Saya diamkan saja. Siap menyimak. Akhirnya Rahmat merentangkan kedua lenganya dan angkat bahu. Seperti orang menyerah tak berdaya“ Sekolah tinggi, jabatan tinggi, nothing. Useless! Katanya menggeleng gelengkan kepala.
“ Mat, hidup ini soal pilihan. Hidup sebagai professional, pekerja, pengusaha, itu hanya metodelogi melewati hidup. Esensi nya sama saja, yaitu pengabdian. Bagaimana kita hidup bermanfaat bagi orang lain dan diri kita sendiri. Besar kecil manfaat, itu relative. Itu hanya angka. Esensinya ada pada rasa sukur. Dari rasa sukur itu kita menemukan kelengkapan diri dan merasakan kebahagiaan ruhaniah. “ kata saya. Hanya itu yang bisa saya sampaikan.
“ Ya Ale. “ Kata Rahmat. Hening. Saya diamkan saja dia dengan piikiranya. Apa yang dapat saya katakan. Karena begitulah realitas kehidupan. Yang bisa kita lakukan adalah berdamai dengan realitas dengan semakin mendekat diri kepada Tuhan.

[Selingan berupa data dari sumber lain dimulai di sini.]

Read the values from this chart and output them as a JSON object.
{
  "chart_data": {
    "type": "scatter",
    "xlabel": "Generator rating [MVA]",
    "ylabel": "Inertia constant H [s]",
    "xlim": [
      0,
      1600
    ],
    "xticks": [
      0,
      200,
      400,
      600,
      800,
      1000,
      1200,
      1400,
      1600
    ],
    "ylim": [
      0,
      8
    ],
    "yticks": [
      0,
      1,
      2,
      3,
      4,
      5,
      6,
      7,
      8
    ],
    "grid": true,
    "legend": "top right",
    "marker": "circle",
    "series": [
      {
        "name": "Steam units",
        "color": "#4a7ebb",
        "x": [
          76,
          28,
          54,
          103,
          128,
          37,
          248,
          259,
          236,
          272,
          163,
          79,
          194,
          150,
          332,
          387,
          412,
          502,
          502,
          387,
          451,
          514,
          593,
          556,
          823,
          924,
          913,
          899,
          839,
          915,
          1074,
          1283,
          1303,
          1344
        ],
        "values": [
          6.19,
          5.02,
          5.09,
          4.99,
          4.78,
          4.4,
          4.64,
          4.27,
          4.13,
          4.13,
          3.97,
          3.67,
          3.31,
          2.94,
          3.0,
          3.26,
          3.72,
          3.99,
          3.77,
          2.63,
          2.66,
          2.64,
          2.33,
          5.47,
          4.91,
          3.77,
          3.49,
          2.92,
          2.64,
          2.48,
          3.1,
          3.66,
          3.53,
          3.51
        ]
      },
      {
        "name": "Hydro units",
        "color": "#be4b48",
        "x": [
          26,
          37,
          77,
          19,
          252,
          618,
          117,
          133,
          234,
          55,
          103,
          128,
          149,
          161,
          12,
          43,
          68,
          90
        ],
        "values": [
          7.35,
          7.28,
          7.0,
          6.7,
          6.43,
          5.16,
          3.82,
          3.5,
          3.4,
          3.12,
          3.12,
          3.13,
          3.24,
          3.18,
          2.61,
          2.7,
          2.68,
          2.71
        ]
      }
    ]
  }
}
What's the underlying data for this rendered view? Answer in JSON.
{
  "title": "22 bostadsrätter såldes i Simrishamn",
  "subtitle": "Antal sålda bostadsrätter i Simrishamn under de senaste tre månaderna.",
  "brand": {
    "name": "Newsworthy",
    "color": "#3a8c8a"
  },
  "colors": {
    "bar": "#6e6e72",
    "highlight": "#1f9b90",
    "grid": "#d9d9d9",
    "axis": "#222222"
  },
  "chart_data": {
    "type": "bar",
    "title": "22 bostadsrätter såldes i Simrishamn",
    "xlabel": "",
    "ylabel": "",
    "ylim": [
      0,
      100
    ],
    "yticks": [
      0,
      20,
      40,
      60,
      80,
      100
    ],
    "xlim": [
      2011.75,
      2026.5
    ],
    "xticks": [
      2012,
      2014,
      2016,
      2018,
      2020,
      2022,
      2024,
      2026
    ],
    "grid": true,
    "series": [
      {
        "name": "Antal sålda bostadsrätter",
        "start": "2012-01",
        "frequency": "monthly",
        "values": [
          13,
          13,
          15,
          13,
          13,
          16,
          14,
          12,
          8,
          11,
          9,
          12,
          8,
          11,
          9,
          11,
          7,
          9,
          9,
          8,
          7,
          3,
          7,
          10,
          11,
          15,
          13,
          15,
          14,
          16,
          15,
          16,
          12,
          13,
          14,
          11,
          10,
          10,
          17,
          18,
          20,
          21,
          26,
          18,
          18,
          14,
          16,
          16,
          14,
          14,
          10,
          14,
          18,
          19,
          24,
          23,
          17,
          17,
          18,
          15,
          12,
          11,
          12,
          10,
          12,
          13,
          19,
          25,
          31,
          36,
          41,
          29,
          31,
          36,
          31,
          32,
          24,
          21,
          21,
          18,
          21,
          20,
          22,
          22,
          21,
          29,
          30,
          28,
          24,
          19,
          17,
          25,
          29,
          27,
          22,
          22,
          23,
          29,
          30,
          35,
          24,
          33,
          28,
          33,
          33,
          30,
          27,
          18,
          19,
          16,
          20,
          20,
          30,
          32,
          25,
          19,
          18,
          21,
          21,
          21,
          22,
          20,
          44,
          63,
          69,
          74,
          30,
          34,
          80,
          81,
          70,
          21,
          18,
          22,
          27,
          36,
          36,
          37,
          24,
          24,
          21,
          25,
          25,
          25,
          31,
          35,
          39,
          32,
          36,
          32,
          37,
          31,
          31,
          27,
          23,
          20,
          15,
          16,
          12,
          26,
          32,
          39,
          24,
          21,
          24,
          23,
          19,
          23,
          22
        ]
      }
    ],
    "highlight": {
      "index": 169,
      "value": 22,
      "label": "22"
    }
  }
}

Rahmat mengibaskan tangannya. Seakan dia tidak peduli dengan realitas.
“ Ale, saya tertarik membaca tulisan kamu di blog yang berjudul, pertumbuhan berkeadilan. Esensinya tidak jauh beda dengan buku yang ditulis Dilip Dutta,berjudul inclusive Growth and Development in the 21st Century: A Structural and Institutional Analysis of China and India. Saya memang tidak percaya dengan teori negara kesejahteraan, yang sebagai solusi atas liberalisasi ekonomi dalam bentuk kontrak social. Itu tidak mendidik.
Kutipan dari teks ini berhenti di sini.